Both the Pennsylvania and Florida markets have continued strong growth in the number of qualified patients as well as supply constraints, which both signal strong underlying demand.

Zeeshan Hyder
Chief Financial Officer
MedMen Enterprises

Are there state markets that haven’t yet legalized that you’re already excited about?

And have you already been making plans to enter any of those? 

We look at legalization across all levels – federal, state and local.

While all three present tremendous opportunities for MedMen, in the near term we are most excited about the potential for practical banking reform that will allow us to increase safe access to our patients and adult users.

Nicholas Vita
CEO
Columbia Care

What markets are you least bullish on, and why?

Canada and Rhode Island.

Canada has too many licensees, too much productive capacity and not enough access points.

Additionally, the domestic market isn’t large enough to support all those companies.

From the outside looking in, it looks like a perfect storm financially and operationally.

Rhode Island permitted the “caregiver model” to preempt a commercially viable, compliant, regulated marketplace.

Once policymakers and regulators cede the market to illicit operators, it is an uphill battle to develop normal supply/demand balance.

Thankfully, we are not in either market.

Are there state markets that haven’t yet legalized that you’re already excited about?
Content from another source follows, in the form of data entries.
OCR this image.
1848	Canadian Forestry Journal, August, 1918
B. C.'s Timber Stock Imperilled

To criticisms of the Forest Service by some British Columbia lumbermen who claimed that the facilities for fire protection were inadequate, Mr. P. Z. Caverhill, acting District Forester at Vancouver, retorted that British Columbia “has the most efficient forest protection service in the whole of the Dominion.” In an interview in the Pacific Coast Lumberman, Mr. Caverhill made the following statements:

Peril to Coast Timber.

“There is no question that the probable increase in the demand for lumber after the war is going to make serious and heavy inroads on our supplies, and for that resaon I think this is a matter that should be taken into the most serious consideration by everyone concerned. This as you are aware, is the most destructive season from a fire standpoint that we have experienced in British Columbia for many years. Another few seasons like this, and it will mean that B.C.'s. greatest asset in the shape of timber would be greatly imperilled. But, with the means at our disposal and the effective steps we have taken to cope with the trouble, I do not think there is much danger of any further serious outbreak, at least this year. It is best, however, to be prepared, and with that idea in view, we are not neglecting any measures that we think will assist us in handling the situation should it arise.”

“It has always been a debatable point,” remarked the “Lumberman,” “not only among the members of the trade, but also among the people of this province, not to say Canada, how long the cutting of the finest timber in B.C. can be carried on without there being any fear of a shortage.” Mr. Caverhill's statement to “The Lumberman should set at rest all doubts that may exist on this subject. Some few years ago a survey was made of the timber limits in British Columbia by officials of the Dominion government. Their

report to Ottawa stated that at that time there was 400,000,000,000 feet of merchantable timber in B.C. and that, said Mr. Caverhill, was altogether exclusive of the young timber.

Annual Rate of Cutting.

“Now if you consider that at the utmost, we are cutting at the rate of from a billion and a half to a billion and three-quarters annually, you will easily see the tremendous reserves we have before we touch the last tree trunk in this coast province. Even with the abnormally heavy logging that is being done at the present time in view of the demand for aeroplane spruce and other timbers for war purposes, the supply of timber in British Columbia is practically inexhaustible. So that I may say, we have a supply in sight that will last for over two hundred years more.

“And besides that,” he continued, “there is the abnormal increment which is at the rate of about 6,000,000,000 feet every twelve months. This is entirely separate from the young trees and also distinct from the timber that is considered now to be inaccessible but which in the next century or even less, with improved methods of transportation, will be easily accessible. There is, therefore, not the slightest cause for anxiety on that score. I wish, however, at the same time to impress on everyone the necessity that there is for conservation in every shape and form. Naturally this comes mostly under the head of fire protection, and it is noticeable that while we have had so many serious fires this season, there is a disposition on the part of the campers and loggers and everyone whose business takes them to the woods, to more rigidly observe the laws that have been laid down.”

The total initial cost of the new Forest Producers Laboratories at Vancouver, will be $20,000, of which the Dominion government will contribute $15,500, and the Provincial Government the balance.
And have you been making plans to enter any of those?

We are really excited about markets like Pennsylvania, Virginia, New Jersey and New York, all of which we currently operate in.
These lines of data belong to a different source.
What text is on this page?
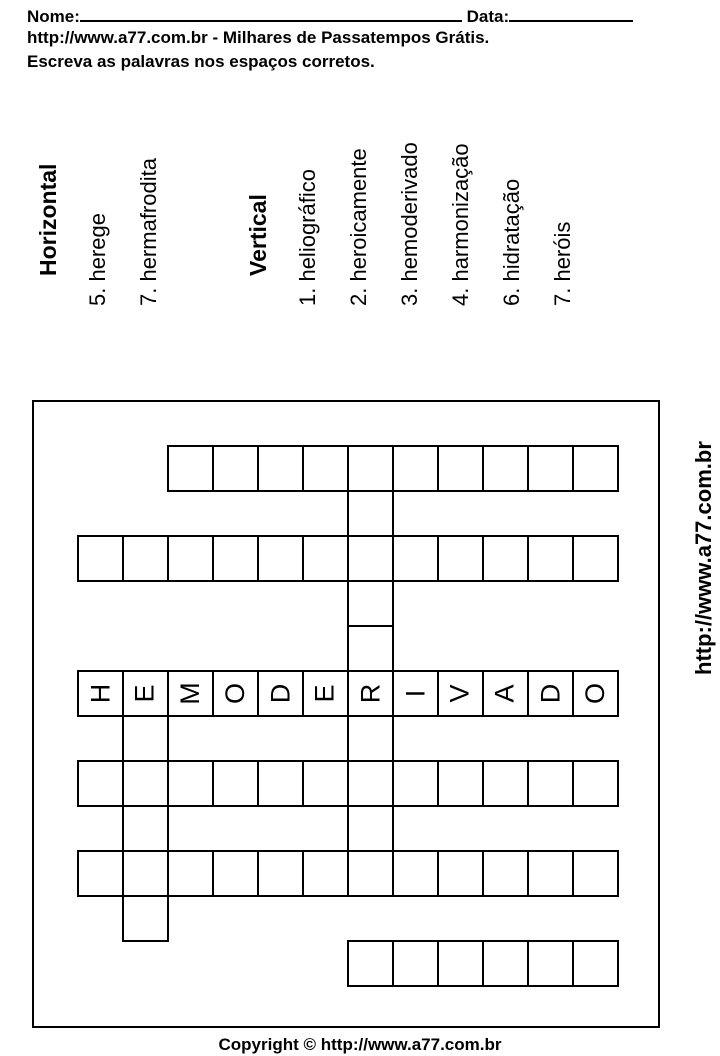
Nome:	Data:
http://www.a77.com.br - Milhares de Passatempos Grátis.
Escreva as palavras nos espaços corretos.
Horizontal 5. herege 7. hermafrodita	Vertical 1. heliográfico 2. heroicamente 3. hemoderivado 4. harmonização 6. hidratação 7. heróis
http://www.a77.com.br
H E M O D E R I V A D O
Copyright © http://www.a77.com.br
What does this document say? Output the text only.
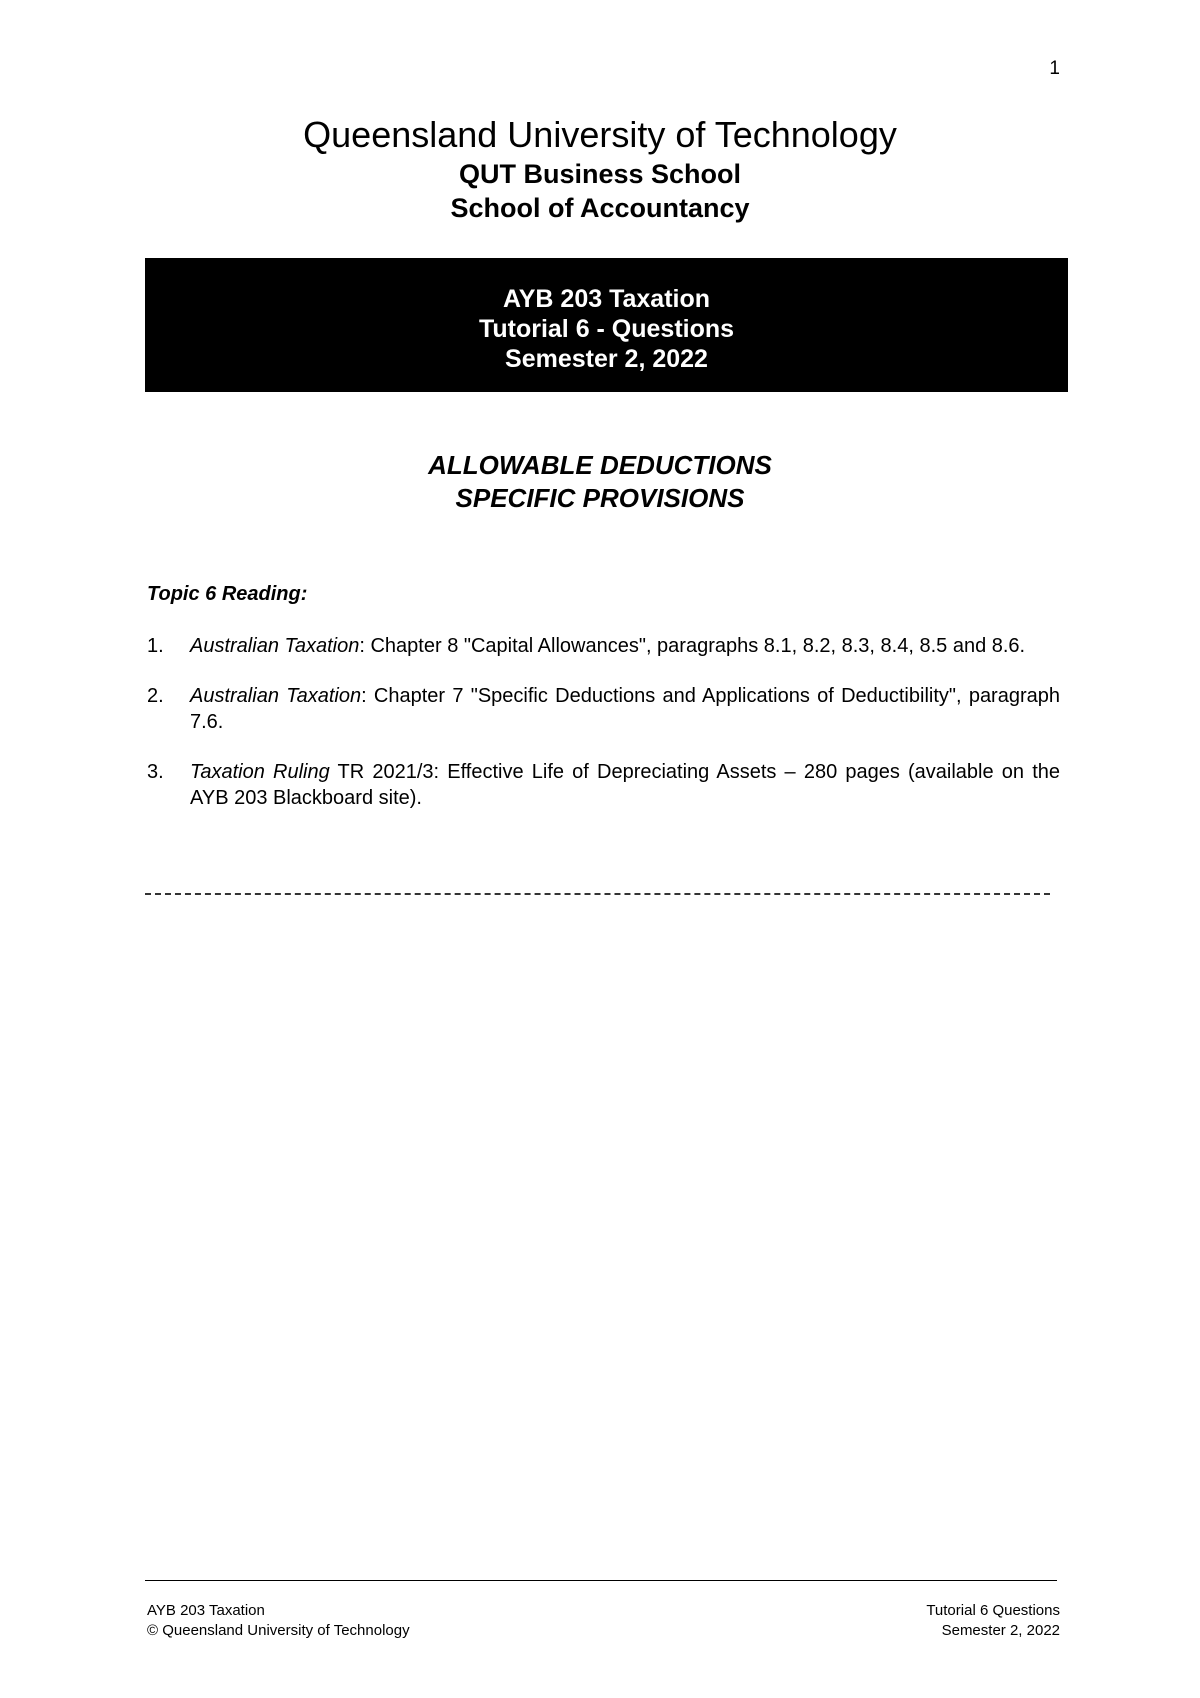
1
Queensland University of Technology
QUT Business School
School of Accountancy
AYB 203 Taxation
Tutorial 6 - Questions
Semester 2, 2022
ALLOWABLE DEDUCTIONS
SPECIFIC PROVISIONS
Topic 6 Reading:
1. Australian Taxation: Chapter 8 "Capital Allowances", paragraphs 8.1, 8.2, 8.3, 8.4, 8.5 and 8.6.
2. Australian Taxation: Chapter 7 "Specific Deductions and Applications of Deductibility", paragraph 7.6.
3. Taxation Ruling TR 2021/3: Effective Life of Depreciating Assets – 280 pages (available on the AYB 203 Blackboard site).
AYB 203 Taxation
© Queensland University of Technology
Tutorial 6 Questions
Semester 2, 2022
Arizona, Delaware and the District of Columbia are also significant opportunities for conversion from medical only to medical/adult use.

Policymakers recognize the benefits that come from regulating adult-use cannabis sales, particularly as budget shortfalls increase due to COVID-19, and we’re hopeful that all of those markets will transition to adult use in the coming year.

For instance, in New Jersey we are about to open our dispensary in the next couple of weeks, and our license allows for us to open an additional two dispensaries.

We expect to operationalize those dispensaries later this year, around the same time we expect voters will pass the adult-use ballot measure.

Adult use changes the market-size calculations because it’s not just about residents – it also incorporates tourist dollars.

This means that even smaller markets like Delaware (with around 1 million residents and over 9 million visitors per year), Utah (with about 3.2 million residents and about 20 million visitors per year) and DC (with about 600,000 residents and about 25 million visitors per year) look very attractive, especially for market leaders like Columbia Care.